We continued to take personal inventory and when we were wrong promptly admitted it.

     
         
               
 
Question 1: Continuing to take personal inventory sounds like such a drag, why do I have to go on endlessly beating myself up?
Answers:

To me practicing this step doesn’t feel like endlessly beating myself up. It’s more like checking my compass to make sure I’m still heading where I want to go and getting rid of any dead weight before it bogs me down. I really don’t want to go back to carrying stuff around for years till I’m really miserable. This step helps keep my heart light as I “trudge the road to happy destiny”.
Linda S

Continual inventory may sound like a bit of a chore but it’s really nothing compared to endlessly feeling guilty, making excuses for myself, lying to cover my misdeeds, lying to cover my lies and the never ending effort to keep track of it all.
Steve P

I try to do the right thing but when I come up short I want to straighten things out as soon as possible. Nothing seems to get better if I just try to ignore it.
Mary S

   
               
 
Question 2: Somebody I respect told me that the key to forgiveness lies in Step 10. I keep staring at the step but I can’t see any key there. What was she talking about?
Answers:

I love the way your friend put that, “the key to forgiveness”. One of the things I must be most on the lookout for when I take my continuing inventory is a resentment. Resentments occur when things don’t go the way I want them to, when people don’t behave they way I think they should. If I am unable to let such things go when they occur and hang on to them instead, I am harboring a resentment. I believe the Big Book when it says that for me resentments can be serious, even fatal things. I find that I cannot will a resentment away. I cannot rationalize it away. No amount of logic, of thinking that I really should let it go and forgive this person actually makes that happen for me.
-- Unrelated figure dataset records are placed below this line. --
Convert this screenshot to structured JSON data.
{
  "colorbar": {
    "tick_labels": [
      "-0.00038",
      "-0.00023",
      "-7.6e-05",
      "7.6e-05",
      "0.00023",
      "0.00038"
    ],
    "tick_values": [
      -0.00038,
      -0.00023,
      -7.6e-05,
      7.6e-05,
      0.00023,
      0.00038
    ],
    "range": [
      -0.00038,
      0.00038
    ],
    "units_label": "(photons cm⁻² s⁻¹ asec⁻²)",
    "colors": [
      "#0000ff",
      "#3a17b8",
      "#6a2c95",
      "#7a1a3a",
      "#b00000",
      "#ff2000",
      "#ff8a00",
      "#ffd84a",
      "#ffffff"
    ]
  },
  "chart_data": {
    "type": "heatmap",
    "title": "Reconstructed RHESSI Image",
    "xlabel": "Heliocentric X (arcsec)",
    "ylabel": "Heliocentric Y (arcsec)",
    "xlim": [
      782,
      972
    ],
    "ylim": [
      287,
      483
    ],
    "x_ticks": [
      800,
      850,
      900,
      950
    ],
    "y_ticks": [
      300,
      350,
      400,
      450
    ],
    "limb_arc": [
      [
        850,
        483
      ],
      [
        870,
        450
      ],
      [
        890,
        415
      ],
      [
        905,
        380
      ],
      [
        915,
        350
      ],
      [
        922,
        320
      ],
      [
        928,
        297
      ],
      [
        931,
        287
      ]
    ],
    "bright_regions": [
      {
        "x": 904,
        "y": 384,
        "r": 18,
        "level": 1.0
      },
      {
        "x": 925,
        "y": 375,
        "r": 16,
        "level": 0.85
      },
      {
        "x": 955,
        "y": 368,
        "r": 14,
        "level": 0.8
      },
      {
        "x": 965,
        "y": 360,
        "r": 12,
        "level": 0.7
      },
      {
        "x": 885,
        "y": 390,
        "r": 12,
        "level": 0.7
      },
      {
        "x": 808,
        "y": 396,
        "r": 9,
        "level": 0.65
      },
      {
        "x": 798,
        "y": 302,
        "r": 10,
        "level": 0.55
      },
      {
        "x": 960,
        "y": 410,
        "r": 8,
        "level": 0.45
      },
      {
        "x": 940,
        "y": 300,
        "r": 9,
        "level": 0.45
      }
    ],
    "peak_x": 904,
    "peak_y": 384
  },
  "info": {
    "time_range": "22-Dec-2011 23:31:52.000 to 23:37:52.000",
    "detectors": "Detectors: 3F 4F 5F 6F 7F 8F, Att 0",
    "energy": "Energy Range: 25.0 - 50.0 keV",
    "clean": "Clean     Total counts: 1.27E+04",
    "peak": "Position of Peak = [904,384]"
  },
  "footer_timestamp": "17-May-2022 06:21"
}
Forgiveness, the ability to let a resentment go, must be sought outside myself, it is a gift which I must receive. The instructions for the 10th Step give me a clear way to seek this forgiveness. If I read Big Book pages 84-86 I find the instructions to pray to God and ask for forgiveness (not Him to forgive me, He doesn’t have the resentment, but to receive the gift of forgiveness from Him). The book goes on to say that perhaps I should discuss this problem with a friend (at once!) and then to take any corrective measures that are necessary. Finally, I should turn my thoughts toward helping others. This is a pretty good formula for finding the gift of forgiveness.
Peyton B

 
 
 
               
   
Question 3: I heard that when you got angry with someone it’s a good idea to pray for them. Does this really work?
Answers:

My sponsor says that when I start to get a resentment I should pray for the person I resent. I should pray to God and ask Him to give that person everything they desire and I should keep this praying up until the resentment goes away. A few days of this is usually enough to straighten me out.
Paul R

I ran to my sponsor to tell her the awful thing this woman had done to me and she said, “Pray for the bitch!” She told me to pick something about the person I thought was really good and pray that she might keep that thing. The woman had beautiful skin so I prayed every day that God help her keep her beautiful complexion. After about a week whenever I saw her all I could think about was how wonderful her complexion was, my anger was gone.